Links between schools, exchanges, visits and scholarships provide an important foundation for engagement. Organisations including the Australia-Indonesia Institute, the Australia-Indonesia Centre, the Australia-Indonesia Youth Association and student associations play a key role in building these links.
Programs have been affected by health risks from the COVID-19 pandemic and the significant disruptions in global travel, but will pick up again in 2022.
The Australia-Indonesia Institute, established in 1989, promotes greater mutual understanding and contact between Australians and Indonesians. Its flagship programs have included BRIDGE, the Australia-Indonesia Youth Exchange Program (AIYEP) and the Muslim Exchange Program (MEP). The Australia-Indonesia Institute also runs public grant rounds, which fund innovative programs in arts and culture, education, technology and innovation, civil society and media, and religion.

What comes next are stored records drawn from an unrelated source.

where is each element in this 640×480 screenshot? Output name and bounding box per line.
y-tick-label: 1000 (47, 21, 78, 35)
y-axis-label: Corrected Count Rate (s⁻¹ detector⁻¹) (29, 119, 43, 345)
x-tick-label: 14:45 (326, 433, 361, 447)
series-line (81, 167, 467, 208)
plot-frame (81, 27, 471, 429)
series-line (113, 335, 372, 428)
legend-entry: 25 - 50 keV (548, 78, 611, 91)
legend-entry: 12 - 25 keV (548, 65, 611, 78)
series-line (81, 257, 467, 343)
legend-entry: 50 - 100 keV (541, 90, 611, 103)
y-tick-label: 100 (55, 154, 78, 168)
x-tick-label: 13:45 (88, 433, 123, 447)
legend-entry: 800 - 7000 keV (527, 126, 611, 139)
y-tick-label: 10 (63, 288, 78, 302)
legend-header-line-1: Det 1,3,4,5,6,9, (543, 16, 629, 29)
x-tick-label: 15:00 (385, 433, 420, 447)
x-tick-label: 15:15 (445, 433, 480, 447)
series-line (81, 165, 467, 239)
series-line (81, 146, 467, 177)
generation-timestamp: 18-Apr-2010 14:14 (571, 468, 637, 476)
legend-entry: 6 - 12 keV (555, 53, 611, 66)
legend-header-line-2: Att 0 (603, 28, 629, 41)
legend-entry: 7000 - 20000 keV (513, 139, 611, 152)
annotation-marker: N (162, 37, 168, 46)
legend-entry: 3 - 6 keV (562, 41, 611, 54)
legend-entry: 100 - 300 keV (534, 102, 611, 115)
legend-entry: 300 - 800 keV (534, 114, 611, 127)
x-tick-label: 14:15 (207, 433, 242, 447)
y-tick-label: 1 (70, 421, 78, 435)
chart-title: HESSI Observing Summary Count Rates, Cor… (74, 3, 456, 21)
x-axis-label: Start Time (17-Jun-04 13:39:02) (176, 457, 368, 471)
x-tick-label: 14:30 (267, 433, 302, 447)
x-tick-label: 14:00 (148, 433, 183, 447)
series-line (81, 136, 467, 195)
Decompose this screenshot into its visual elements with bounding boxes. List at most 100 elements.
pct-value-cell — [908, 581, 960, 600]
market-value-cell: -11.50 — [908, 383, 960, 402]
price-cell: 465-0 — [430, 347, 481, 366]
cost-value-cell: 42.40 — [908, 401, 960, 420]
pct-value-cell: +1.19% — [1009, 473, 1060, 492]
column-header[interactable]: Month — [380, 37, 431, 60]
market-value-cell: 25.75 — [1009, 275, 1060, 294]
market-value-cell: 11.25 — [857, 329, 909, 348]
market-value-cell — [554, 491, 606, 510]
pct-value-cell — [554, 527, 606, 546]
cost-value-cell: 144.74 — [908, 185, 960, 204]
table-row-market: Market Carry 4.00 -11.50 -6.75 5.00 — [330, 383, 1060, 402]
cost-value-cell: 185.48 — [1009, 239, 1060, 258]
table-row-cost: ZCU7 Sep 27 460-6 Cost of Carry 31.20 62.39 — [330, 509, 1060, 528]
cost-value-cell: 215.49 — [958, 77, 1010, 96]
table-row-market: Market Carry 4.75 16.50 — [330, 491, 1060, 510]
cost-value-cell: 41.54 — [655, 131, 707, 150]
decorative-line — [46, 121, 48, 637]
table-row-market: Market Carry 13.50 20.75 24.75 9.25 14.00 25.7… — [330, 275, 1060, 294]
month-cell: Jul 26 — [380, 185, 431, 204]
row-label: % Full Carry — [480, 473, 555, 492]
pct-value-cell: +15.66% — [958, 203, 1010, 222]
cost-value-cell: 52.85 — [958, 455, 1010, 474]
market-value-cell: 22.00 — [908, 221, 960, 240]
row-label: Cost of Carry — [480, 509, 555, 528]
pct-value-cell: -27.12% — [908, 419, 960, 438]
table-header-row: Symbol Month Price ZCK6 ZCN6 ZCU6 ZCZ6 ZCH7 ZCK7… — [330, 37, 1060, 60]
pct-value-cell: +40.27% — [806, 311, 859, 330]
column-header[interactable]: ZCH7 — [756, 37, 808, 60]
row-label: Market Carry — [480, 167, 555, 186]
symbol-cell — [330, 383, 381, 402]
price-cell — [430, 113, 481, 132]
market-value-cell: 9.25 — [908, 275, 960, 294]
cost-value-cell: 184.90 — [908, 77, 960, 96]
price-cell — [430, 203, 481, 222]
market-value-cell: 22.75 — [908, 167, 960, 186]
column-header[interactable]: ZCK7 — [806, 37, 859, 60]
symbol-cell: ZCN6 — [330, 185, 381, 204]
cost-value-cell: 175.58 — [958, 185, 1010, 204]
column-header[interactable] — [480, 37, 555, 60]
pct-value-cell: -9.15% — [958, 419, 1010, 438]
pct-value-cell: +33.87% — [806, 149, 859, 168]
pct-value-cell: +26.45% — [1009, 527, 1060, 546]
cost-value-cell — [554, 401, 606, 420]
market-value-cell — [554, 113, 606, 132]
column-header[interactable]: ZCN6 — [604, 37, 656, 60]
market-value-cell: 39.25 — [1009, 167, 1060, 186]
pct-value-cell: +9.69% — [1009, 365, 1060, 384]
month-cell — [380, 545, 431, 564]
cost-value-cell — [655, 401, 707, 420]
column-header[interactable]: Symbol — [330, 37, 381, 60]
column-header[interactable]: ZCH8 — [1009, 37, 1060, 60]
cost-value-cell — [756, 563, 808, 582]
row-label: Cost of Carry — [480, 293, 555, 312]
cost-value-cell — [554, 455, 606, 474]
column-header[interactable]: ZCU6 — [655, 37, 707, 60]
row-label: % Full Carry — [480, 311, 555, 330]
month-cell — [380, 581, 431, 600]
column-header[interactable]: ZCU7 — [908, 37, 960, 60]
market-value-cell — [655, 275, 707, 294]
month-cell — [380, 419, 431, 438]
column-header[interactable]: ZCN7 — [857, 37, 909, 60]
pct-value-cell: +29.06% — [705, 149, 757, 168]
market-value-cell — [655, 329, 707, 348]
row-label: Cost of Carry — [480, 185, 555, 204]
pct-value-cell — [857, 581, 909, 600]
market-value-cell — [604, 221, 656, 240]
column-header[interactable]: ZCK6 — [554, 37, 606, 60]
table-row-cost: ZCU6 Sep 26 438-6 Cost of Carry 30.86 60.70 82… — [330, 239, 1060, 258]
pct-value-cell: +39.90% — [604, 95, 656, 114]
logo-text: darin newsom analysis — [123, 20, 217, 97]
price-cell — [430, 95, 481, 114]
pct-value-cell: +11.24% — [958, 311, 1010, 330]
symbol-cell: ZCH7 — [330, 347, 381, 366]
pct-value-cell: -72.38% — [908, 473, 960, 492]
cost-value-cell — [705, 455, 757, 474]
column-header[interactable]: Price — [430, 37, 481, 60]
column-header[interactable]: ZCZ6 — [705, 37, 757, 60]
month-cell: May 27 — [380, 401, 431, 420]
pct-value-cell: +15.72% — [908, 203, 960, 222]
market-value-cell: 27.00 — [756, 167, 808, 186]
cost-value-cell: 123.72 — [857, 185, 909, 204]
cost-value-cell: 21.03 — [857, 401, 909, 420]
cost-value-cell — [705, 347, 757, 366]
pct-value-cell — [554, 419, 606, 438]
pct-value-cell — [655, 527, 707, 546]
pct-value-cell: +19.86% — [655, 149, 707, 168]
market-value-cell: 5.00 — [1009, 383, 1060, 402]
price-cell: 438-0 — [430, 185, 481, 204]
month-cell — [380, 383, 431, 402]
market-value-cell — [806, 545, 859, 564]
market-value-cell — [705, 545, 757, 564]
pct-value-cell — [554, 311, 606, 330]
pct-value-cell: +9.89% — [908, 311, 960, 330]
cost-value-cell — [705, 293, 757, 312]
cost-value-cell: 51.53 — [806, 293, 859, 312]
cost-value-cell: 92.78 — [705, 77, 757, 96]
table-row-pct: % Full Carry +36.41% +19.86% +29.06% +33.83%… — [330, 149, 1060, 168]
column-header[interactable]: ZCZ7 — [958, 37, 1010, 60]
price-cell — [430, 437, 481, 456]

The COVID-19 Special Grants Round supported 18 grants targeting online activities and other forms of engagement that build cross-cultural linkages but do not require travel.
The Indonesia-Australia Dialogue (IAD) is a second track activity that facilitates people-to-people links and discussion on a broad range of topics covering domestic, regional and global issues and opportunities for closer engagement in business, culture, education, science and technology.
The fourth IAD was held in in Sydney in April 2018 and explored new ways to deepen and expand people-to-people links. It drew together high-calibre delegations from both countries and was co-convened by the Honourable John Anderson AO and former Indonesian Ambassador to Australia Hamzah Thayeb. The next IAD will be hosted by Indonesia.